Since 1998 when Artesian began wastewater services, Mr. Spacht has been a major force in the company’s wastewater business, which grew its customer base by nearly 17% in 2018. “Dave’s leadership has been instrumental in leading Artesian’s vision of an environmentally friendly solution for cost effectively recycling wastewater regionally in Delaware,” said Dian C. Taylor, Chair, President and Chief Executive Officer of Artesian.
Mr. Spacht has worked closely with Public Service Commissions for over 30 years in developing rates for our regulated utilities. He was selected by the National Association of Regulatory Utility Commissioners to the Water Subcommittee as an instructor for their semi-annual course on utility rate making.
Mr. Spacht is also a member of several national and local organizations, including the National Association of Water Companies, having served on their Finance Committee for 31 years, and in 2015 joining the Rate and Regulatory Committee.

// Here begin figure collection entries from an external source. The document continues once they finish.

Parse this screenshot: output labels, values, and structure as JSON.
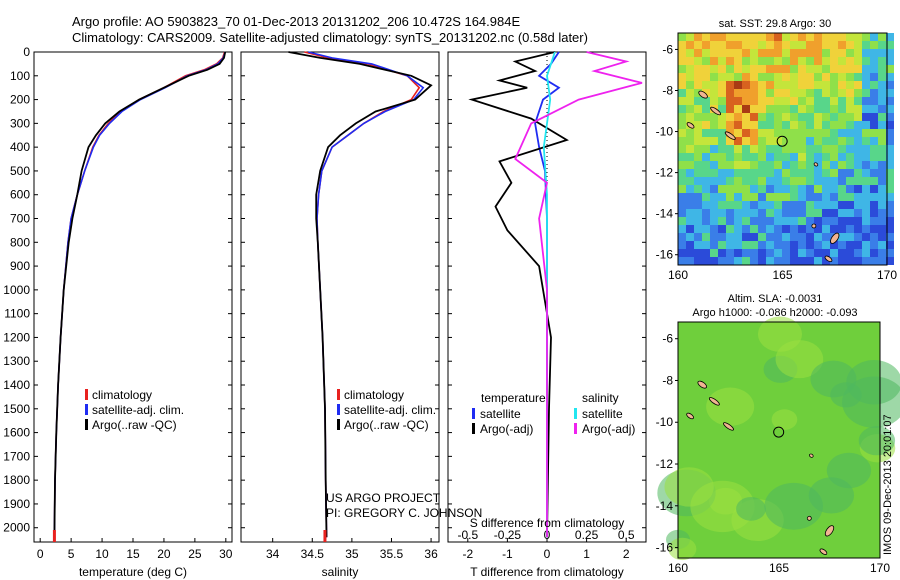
{
  "header": {
    "line1": "Argo profile: AO 5903823_70 01-Dec-2013 20131202_206 10.472S 164.984E",
    "line2": "Climatology: CARS2009. Satellite-adjusted climatology: synTS_20131202.nc (0.58d later)"
  },
  "colors": {
    "climatology": "#e8211f",
    "satellite": "#1f2cf2",
    "argo": "#000000",
    "satellite_salt": "#22e6f0",
    "argo_salt": "#ee22ee"
  },
  "chart_data": [
    {
      "type": "line",
      "name": "temperature",
      "xlabel": "temperature (deg C)",
      "xlim": [
        -1,
        31
      ],
      "xticks": [
        0,
        5,
        10,
        15,
        20,
        25,
        30
      ],
      "ylim": [
        0,
        2060
      ],
      "yticks": [
        0,
        100,
        200,
        300,
        400,
        500,
        600,
        700,
        800,
        900,
        1000,
        1100,
        1200,
        1300,
        1400,
        1500,
        1600,
        1700,
        1800,
        1900,
        2000
      ],
      "legend": [
        "climatology",
        "satellite-adj. clim.",
        "Argo(..raw -QC)"
      ],
      "series": [
        {
          "name": "climatology",
          "x": [
            29.8,
            29.5,
            28.5,
            26.5,
            23.5,
            20,
            16,
            13,
            11,
            9.5,
            8.5,
            7.2,
            6,
            5,
            4.5,
            3.8,
            3.3,
            2.9,
            2.6,
            2.4,
            2.3
          ],
          "y": [
            0,
            25,
            50,
            75,
            100,
            150,
            200,
            250,
            300,
            350,
            400,
            500,
            600,
            700,
            800,
            1000,
            1200,
            1400,
            1600,
            1800,
            2040
          ]
        },
        {
          "name": "satellite-adj. clim.",
          "x": [
            29.9,
            29.6,
            28.7,
            26.8,
            23.8,
            20.2,
            16.2,
            13.2,
            11.2,
            9.6,
            8.6,
            7.2,
            6,
            5,
            4.5,
            3.8,
            3.3,
            2.9,
            2.6,
            2.4,
            2.3
          ],
          "y": [
            0,
            25,
            50,
            75,
            100,
            150,
            200,
            250,
            300,
            350,
            400,
            500,
            600,
            700,
            800,
            1000,
            1200,
            1400,
            1600,
            1800,
            2040
          ]
        },
        {
          "name": "Argo(..raw -QC)",
          "x": [
            29.9,
            29.7,
            29.0,
            27.0,
            24.0,
            20.0,
            16.0,
            12.8,
            10.5,
            9.0,
            7.8,
            6.7,
            6.0,
            5.2,
            4.6,
            3.8,
            3.3,
            2.9,
            2.6,
            2.4,
            2.3
          ],
          "y": [
            0,
            25,
            50,
            75,
            100,
            150,
            200,
            250,
            300,
            350,
            400,
            500,
            600,
            700,
            800,
            1000,
            1200,
            1400,
            1600,
            1800,
            2040
          ]
        }
      ]
    },
    {
      "type": "line",
      "name": "salinity",
      "xlabel": "salinity",
      "xlim": [
        33.6,
        36.1
      ],
      "xticks": [
        34,
        34.5,
        35,
        35.5,
        36
      ],
      "xticklabels": [
        "34",
        "34.5",
        "35",
        "35.5",
        "36"
      ],
      "ylim": [
        0,
        2060
      ],
      "legend": [
        "climatology",
        "satellite-adj. clim.",
        "Argo(..raw -QC)"
      ],
      "series": [
        {
          "name": "climatology",
          "x": [
            34.4,
            34.7,
            35.2,
            35.7,
            35.85,
            35.75,
            35.4,
            35.15,
            34.95,
            34.75,
            34.62,
            34.58,
            34.56,
            34.57,
            34.6,
            34.63,
            34.66,
            34.67,
            34.68
          ],
          "y": [
            0,
            25,
            50,
            100,
            150,
            200,
            250,
            300,
            350,
            400,
            500,
            600,
            700,
            800,
            1000,
            1200,
            1500,
            1800,
            2040
          ]
        },
        {
          "name": "satellite-adj. clim.",
          "x": [
            34.45,
            34.75,
            35.25,
            35.7,
            35.9,
            35.78,
            35.42,
            35.15,
            34.95,
            34.75,
            34.62,
            34.58,
            34.56,
            34.57,
            34.6,
            34.63,
            34.66,
            34.67,
            34.68
          ],
          "y": [
            0,
            25,
            50,
            100,
            150,
            200,
            250,
            300,
            350,
            400,
            500,
            600,
            700,
            800,
            1000,
            1200,
            1500,
            1800,
            2040
          ]
        },
        {
          "name": "Argo(..raw -QC)",
          "x": [
            34.2,
            34.6,
            35.1,
            35.75,
            36.0,
            35.8,
            35.3,
            35.05,
            34.85,
            34.7,
            34.6,
            34.55,
            34.55,
            34.57,
            34.6,
            34.63,
            34.66,
            34.67,
            34.68
          ],
          "y": [
            0,
            25,
            50,
            100,
            140,
            200,
            250,
            300,
            350,
            400,
            500,
            600,
            700,
            800,
            1000,
            1200,
            1500,
            1800,
            2040
          ]
        }
      ]
    },
    {
      "type": "line",
      "name": "difference",
      "xlabel": "T difference from climatology",
      "xlabel2": "S difference from climatology",
      "xlim": [
        -2.5,
        2.5
      ],
      "ylim": [
        0,
        2060
      ],
      "xticks": [
        -2,
        -1,
        0,
        1,
        2
      ],
      "xticks2": [
        -0.5,
        -0.25,
        0,
        0.25,
        0.5
      ],
      "xticklabels2": [
        "-0.5",
        "-0.25",
        "0",
        "0.25",
        "0.5"
      ],
      "legend_title_t": "temperature",
      "legend_title_s": "salinity",
      "legend_t": [
        "satellite",
        "Argo(-adj)"
      ],
      "legend_s": [
        "satellite",
        "Argo(-adj)"
      ],
      "series": [
        {
          "name": "T satellite",
          "x": [
            0.3,
            0.1,
            -0.2,
            0.3,
            -0.1,
            -0.3,
            -0.2,
            -0.05,
            0,
            0,
            0,
            0
          ],
          "y": [
            0,
            50,
            100,
            150,
            200,
            300,
            400,
            500,
            700,
            1000,
            1500,
            2040
          ]
        },
        {
          "name": "T Argo(-adj)",
          "x": [
            0.2,
            -0.8,
            -0.3,
            -1.2,
            -0.5,
            -1.9,
            -0.4,
            0.5,
            -1.2,
            -0.9,
            -1.3,
            -1.0,
            -0.2,
            0.1,
            0.05,
            0
          ],
          "y": [
            0,
            40,
            80,
            120,
            150,
            200,
            280,
            370,
            460,
            550,
            650,
            750,
            900,
            1200,
            1500,
            2040
          ]
        },
        {
          "name": "S satellite",
          "x": [
            0.05,
            0.0,
            0.02,
            0.0,
            -0.02,
            0.0,
            0.0,
            0.0,
            0.0
          ],
          "y": [
            0,
            100,
            200,
            300,
            400,
            600,
            1000,
            1500,
            2040
          ]
        },
        {
          "name": "S Argo(-adj)",
          "x": [
            0.25,
            0.5,
            0.3,
            0.6,
            0.2,
            -0.1,
            -0.2,
            0,
            -0.05,
            0,
            0,
            0
          ],
          "y": [
            0,
            40,
            80,
            130,
            200,
            300,
            450,
            550,
            700,
            1000,
            1500,
            2040
          ]
        }
      ]
    },
    {
      "type": "heatmap",
      "name": "sst-map",
      "title": "sat. SST: 29.8 Argo: 30",
      "xticks": [
        160,
        165,
        170
      ],
      "yticks": [
        -6,
        -8,
        -10,
        -12,
        -14,
        -16
      ],
      "xlim": [
        160,
        170
      ],
      "ylim": [
        -16.5,
        -5.2
      ],
      "marker": {
        "lon": 164.984,
        "lat": -10.472
      }
    },
    {
      "type": "heatmap",
      "name": "sla-map",
      "title": "Altim. SLA: -0.0031",
      "subtitle": "Argo h1000: -0.086 h2000: -0.093",
      "xticks": [
        160,
        165,
        170
      ],
      "yticks": [
        -6,
        -8,
        -10,
        -12,
        -14,
        -16
      ],
      "xlim": [
        160,
        170
      ],
      "ylim": [
        -16.5,
        -5.2
      ],
      "marker": {
        "lon": 164.984,
        "lat": -10.472
      }
    }
  ],
  "credits": {
    "project": "US ARGO PROJECT",
    "pi": "PI: GREGORY C. JOHNSON"
  },
  "stamp": "IMOS 09-Dec-2013 20:01:07"
}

He is also a member of the American Water Works Association, the International Organization of Management Accountants, and Special Olympics Delaware.
About Artesian Resources
Artesian Resources Corporation operates as a holding company of wholly-owned subsidiaries offering water and wastewater services, and related services, on the Delmarva Peninsula. Artesian Water Company, the principal subsidiary, is the oldest and largest regulated water utility on the Delmarva Peninsula and has been providing water service since 1905. Artesian supplies 7.9 billion gallons of water per year through 1,311 miles of water main to nearly a third of Delaware residents.